Proving himself an aggressive and able field commander, Schoepf was promoted to division command in August 1862, but often found himself at odds with Army of the Ohio commander Maj. Gen. Don Carlos Buell, especially after being denied orders to attack until late in the Battle of Perryville. Appointed to a military board of inquiry investigating Buell's conduct during the campaign, Schoepf made no secret of his disapproval of his commander's actions — so much so that Buell raised Schoepf's hostility as an issue. Not wanting his involvement to affect the Buell investigation's outcome, Schoepf asked Army general-in-chief Henry W. Halleck to transfer him to another assignment.

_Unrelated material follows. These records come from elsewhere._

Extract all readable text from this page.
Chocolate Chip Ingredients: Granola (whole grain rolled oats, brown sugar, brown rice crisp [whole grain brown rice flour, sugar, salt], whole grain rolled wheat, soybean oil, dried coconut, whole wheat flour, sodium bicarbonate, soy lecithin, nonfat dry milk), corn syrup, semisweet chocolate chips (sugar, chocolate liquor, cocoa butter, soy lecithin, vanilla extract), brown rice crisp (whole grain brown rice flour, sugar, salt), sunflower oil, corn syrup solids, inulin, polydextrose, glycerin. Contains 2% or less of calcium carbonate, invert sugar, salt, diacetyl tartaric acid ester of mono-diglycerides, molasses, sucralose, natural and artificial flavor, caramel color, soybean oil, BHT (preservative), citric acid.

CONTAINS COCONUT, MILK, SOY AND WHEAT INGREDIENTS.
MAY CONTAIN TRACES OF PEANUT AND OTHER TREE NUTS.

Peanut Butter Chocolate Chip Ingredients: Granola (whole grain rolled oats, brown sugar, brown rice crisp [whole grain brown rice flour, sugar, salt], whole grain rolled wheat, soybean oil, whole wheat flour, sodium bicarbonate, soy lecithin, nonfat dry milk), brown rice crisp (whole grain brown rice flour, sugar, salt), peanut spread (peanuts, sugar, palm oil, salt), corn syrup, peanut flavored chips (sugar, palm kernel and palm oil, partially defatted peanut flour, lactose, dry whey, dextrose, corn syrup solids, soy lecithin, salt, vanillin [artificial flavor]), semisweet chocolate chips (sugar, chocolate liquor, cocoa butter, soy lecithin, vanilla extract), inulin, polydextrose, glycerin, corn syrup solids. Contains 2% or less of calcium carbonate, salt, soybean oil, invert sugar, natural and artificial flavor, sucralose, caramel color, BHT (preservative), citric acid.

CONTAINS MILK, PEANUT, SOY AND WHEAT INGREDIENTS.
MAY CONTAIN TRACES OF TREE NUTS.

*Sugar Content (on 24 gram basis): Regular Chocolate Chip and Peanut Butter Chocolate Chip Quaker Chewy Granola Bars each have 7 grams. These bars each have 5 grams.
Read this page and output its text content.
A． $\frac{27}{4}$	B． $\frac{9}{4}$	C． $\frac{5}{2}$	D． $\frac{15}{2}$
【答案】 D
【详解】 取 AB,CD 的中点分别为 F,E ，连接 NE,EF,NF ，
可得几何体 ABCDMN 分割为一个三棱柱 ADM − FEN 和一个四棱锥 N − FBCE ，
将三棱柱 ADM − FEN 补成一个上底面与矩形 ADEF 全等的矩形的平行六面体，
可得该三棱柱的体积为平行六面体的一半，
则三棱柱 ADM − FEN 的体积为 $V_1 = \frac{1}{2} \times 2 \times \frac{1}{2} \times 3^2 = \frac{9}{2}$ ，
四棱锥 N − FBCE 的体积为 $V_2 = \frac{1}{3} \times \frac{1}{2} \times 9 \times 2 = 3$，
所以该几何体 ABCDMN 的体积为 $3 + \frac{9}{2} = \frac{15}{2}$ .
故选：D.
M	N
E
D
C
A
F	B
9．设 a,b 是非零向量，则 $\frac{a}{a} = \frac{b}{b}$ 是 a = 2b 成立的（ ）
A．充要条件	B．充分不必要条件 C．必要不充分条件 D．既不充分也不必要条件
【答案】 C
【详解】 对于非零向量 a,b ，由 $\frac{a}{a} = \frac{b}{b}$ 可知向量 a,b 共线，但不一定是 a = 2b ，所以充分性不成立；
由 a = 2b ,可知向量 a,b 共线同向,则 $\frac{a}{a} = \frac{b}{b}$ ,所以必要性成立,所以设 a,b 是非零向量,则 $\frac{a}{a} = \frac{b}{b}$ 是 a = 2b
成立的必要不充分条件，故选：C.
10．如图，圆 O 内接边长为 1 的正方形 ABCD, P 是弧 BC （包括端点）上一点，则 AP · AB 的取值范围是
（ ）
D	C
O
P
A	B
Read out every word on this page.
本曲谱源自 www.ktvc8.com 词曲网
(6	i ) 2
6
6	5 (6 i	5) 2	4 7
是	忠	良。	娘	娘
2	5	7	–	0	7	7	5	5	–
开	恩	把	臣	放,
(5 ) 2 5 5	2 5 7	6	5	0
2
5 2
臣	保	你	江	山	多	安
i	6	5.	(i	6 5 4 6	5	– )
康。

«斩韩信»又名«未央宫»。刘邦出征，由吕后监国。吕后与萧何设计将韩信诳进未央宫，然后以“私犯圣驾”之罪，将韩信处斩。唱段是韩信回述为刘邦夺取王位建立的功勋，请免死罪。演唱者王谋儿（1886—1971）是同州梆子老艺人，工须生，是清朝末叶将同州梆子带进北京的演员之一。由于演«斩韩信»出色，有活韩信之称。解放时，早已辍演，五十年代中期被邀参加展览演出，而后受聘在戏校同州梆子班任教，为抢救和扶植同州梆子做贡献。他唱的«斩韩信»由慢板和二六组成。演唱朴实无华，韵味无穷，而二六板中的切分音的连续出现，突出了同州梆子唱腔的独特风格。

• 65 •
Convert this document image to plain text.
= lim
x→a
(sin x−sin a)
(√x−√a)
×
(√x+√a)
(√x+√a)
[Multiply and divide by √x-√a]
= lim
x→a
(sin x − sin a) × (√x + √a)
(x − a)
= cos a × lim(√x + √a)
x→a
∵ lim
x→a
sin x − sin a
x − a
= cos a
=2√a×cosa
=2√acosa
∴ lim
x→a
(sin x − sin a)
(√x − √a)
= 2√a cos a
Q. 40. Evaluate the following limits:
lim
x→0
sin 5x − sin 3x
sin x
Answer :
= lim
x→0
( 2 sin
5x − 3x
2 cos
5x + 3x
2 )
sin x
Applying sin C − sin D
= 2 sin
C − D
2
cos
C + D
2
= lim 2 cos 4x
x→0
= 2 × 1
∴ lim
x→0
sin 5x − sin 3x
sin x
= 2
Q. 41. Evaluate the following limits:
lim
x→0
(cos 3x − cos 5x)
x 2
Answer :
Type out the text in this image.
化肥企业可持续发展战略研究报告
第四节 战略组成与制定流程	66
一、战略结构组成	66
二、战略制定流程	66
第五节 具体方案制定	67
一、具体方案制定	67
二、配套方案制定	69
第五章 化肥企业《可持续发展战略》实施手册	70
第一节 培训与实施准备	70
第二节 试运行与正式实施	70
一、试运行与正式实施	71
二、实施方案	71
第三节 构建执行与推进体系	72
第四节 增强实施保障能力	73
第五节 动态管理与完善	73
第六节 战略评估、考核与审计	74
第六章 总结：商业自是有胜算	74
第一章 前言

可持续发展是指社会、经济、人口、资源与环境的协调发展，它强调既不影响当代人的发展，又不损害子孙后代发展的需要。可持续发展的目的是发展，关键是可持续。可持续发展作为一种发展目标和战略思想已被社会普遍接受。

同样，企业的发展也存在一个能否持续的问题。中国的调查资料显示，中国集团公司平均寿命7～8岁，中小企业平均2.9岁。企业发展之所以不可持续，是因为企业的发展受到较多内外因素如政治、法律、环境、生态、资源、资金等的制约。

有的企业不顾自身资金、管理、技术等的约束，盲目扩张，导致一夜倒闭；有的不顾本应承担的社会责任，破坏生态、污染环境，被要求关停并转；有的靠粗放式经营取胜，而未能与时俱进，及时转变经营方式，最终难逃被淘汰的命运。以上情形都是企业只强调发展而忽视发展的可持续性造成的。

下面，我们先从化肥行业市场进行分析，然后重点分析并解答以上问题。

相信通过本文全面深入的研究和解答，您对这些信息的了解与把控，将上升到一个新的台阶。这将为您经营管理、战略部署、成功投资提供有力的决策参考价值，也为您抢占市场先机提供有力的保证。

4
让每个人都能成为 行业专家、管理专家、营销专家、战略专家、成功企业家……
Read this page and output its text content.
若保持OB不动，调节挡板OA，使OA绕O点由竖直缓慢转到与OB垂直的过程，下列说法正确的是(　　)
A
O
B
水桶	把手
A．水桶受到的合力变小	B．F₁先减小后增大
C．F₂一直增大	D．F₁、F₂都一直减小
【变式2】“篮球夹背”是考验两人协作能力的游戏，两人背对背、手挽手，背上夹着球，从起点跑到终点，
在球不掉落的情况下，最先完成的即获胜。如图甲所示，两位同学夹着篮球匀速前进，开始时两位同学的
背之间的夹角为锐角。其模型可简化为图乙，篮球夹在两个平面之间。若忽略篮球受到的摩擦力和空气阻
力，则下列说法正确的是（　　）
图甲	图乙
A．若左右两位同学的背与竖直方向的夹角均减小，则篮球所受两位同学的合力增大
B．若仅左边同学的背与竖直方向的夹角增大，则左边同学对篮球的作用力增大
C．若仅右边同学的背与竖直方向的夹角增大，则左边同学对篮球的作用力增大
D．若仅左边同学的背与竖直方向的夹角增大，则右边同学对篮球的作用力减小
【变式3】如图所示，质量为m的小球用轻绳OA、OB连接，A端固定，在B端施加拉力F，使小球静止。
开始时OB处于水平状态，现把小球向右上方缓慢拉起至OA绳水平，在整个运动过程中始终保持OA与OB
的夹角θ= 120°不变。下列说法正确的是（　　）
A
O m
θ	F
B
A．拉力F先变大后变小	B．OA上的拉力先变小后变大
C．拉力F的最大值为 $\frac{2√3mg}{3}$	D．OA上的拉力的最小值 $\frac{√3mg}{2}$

On April 13, 1863, Schoepf was ordered to report to Fort Delaware as commanding officer and served the balance of the war in that command. Fort Delaware, located on Pea Patch Island, served as a prisoner-of-war camp for captured Confederate soldiers and sailors. According to Laura M. Lee, historian at Fort Delaware State Park, "...it was not a pleasant place by any standards, historical records and the death rate testify to the fact that it was one of the more survivable prison camps, North or South." The prisoner complex held up to 11,500 at its peak (July 1863), with a cumulative population of 33,000 by war's end. According to "They Died at Fort Delaware 1861–1865" by historian Jocelyn P. Jamison and compiled from NARA records, about 2,460 prisoners died, 109 guards and 39 civilians.

==Postbellum career==
Schoepf was mustered out of service on January 15, 1866. After the war, Schoepf returned to the U.S. Patent Office and died after a long illness, likely stomach cancer in Washington DC . He is buried in the Congressional Cemetery in Washington, D.C.